I generally drive, put everything in coolers and head home. A normal drive is 30+ hours and I have never even had close to a problem with spoilage.
I have quite a few friends that fly in, they dry ice everything then ship it home.
1. Recover the kill as quickly as possible.
2. Get the meat off of the bone as quick as you can.
3. Get the meat in game bags, nylon bags, or cheap pillow cases quickly. Something you can tie shut but breathable.
4. Get it cooled down by putting the bags in a stream, or as I did last year dig a hole in a snow drift, and bury the meat. Kept my deer cool for the remaining 3 days of the hunt.
5. If you are packing it out make sure you have a cooler in the truck. Park your truck in the shade at the trail head if possible and make sure the cooler is cool.
6. Make the trip to the nearest convenience store and get ice on it. The only reason I didn't recommend ice in the cooler to begin with is at 5 days you will have more water than ice if you leave it at the truck.
I have never flown meat, so I don't know what to to tell you there. Hope this helps.
Depends on the airline but it is gonna cost alot to get an elk home. When my friends have hunted with me here in co and flown they flew the frozen processed meat at a cost of around 200.00 for 3 50 lb coolers and a big carry on stuffed with their optics etc. and I shipped all the rest of their stuff bows, clothes, antlers etc for around 75.00. The problem is once you get over 3 bags the cost goes thru the roof (like 200.00 for each bag). When I have flown on hunting trips my wife has been with me so combined we get 4 bags free since at the time I was gold or whatever they call it on united. I have no experience shipping meat so I can't tell you anything about it but it is probably cheaper however shipping is pretty high right now also.
ck there will be 4 of us and i dont expect more then one of us to kill so im hoping we can bring the meet home on the plane and ship our gear home like you recomended but if we kill multiple bulls and we do have a "if u shoot it u mount it rule" then we may have a problem getting all the meat home. we'll be hunting in western wy do they have any kind of meat donation programs out there?
Flatlander....I'd start by calling some local meat processors where you will be hunting. Here are some ideas I have used in the past.
1. Some meat processors will cut meat and donate it to charity. Often you have to pay the price of the processing.

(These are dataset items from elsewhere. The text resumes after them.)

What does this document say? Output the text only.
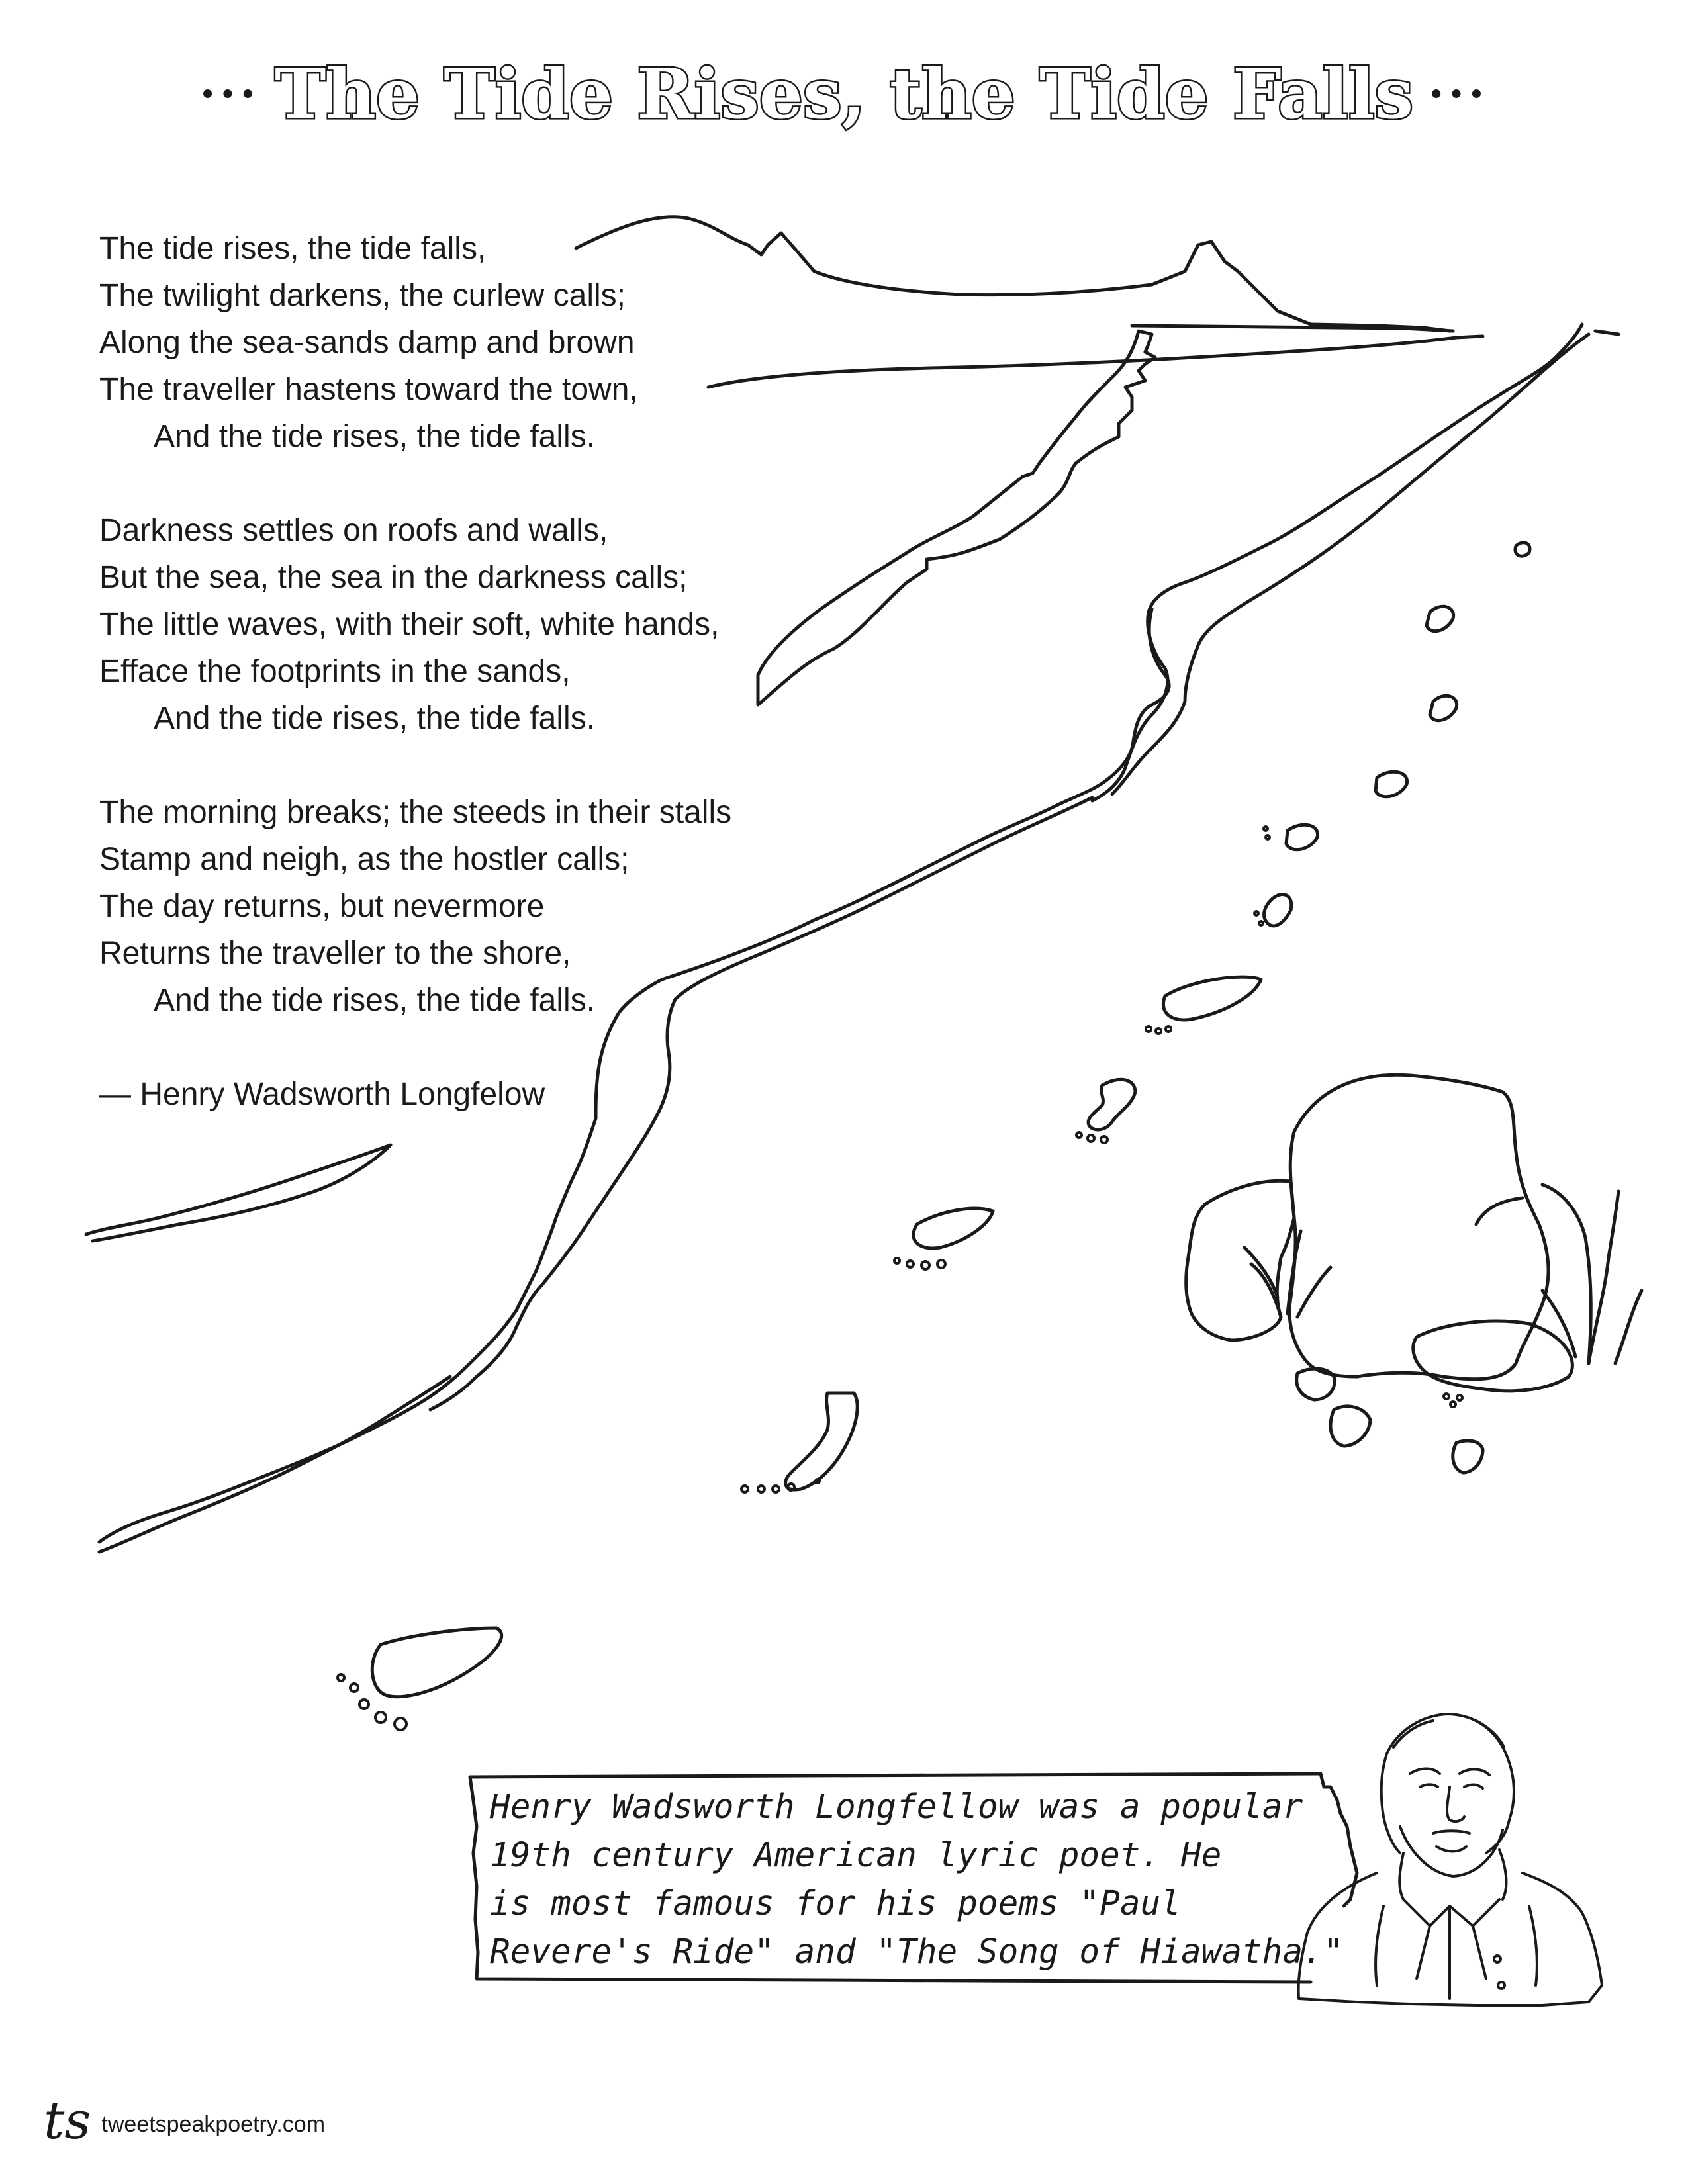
··· The Tide Rises, the Tide Falls ···
The tide rises, the tide falls,
The twilight darkens, the curlew calls;
Along the sea-sands damp and brown
The traveller hastens toward the town,
And the tide rises, the tide falls.
Darkness settles on roofs and walls,
But the sea, the sea in the darkness calls;
The little waves, with their soft, white hands,
Efface the footprints in the sands,
And the tide rises, the tide falls.
The morning breaks; the steeds in their stalls
Stamp and neigh, as the hostler calls;
The day returns, but nevermore
Returns the traveller to the shore,
And the tide rises, the tide falls.
— Henry Wadsworth Longfelow
Henry Wadsworth Longfellow was a popular
19th century American lyric poet. He
is most famous for his poems "Paul
Revere's Ride" and "The Song of Hiawatha."
ts tweetspeakpoetry.com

2. If you want to bring some or all of the meat back, have it cut, wrapped and frozen in Wyoming. A lot of processors are geared to get the meat done VERY quickly during hunting season, but you should locate a meat processor ahead of time and call ahead and see if you can expect a 1 or 2 day turn around. Once the meat is cut and wrapped you can carry it as luggage in ice chests. An elk can fit in 5 or 6 ice chest that would be 50 pounds each or less. If you have more then say 8 hours to get the meat on the plane, I would put dry ice in the ice chest to keep the meat frozen solid. You cannot have dry ice in your luggage at check in, so you will have to get rid of it before you check in. I've always had a rule of thumb that solidly frozen meat will travel for 24 hours in an ice chest without a problem. A cape can be frozen and carried the same way. Some meat processors will ship frozen meat, but you are talking overnight shipping costs, or refrigerated truck. As far as the antlers and cape, years ago, antlers were split at the skull so they could be placed together to reduce the bulk, then wrapped and taken as baggage (the taxidermist can repair that in the mount). Not sure if that is kosher any longer. What I did with a New Mexico bull a few years ago was to locate a taxidermist ahead of time and have him mount the bull and ship the mount by freight. Taxidermists do that all the time.
3. You could have the processor make dry type sausages (salami, meat sticks, etc), and jerky that would not need refrigeration, and then ship that by regular UPS. Since that type processing takes some time, it may take a few weeks until your meat is shipped to you.
Again I would call a meat processor where you plan to hunt and explore the options.
Umpqua pretty much nailed it. I've flown from AK with coolers full of frozen fish, never had a problem with that. Do pay strict attention to the 50-lb. limit or you'll be hit with over-weight bag fees (no huge coolers). Have something like bubble wrap to take up the extra space in the cooler if there is any (it'll insulate too). If you have any time between picking up the meet and getting on the plane, check to see if you can find a hotel with a walk-in freezer to store your coolers, those are easy to find in AK but not sure about WY.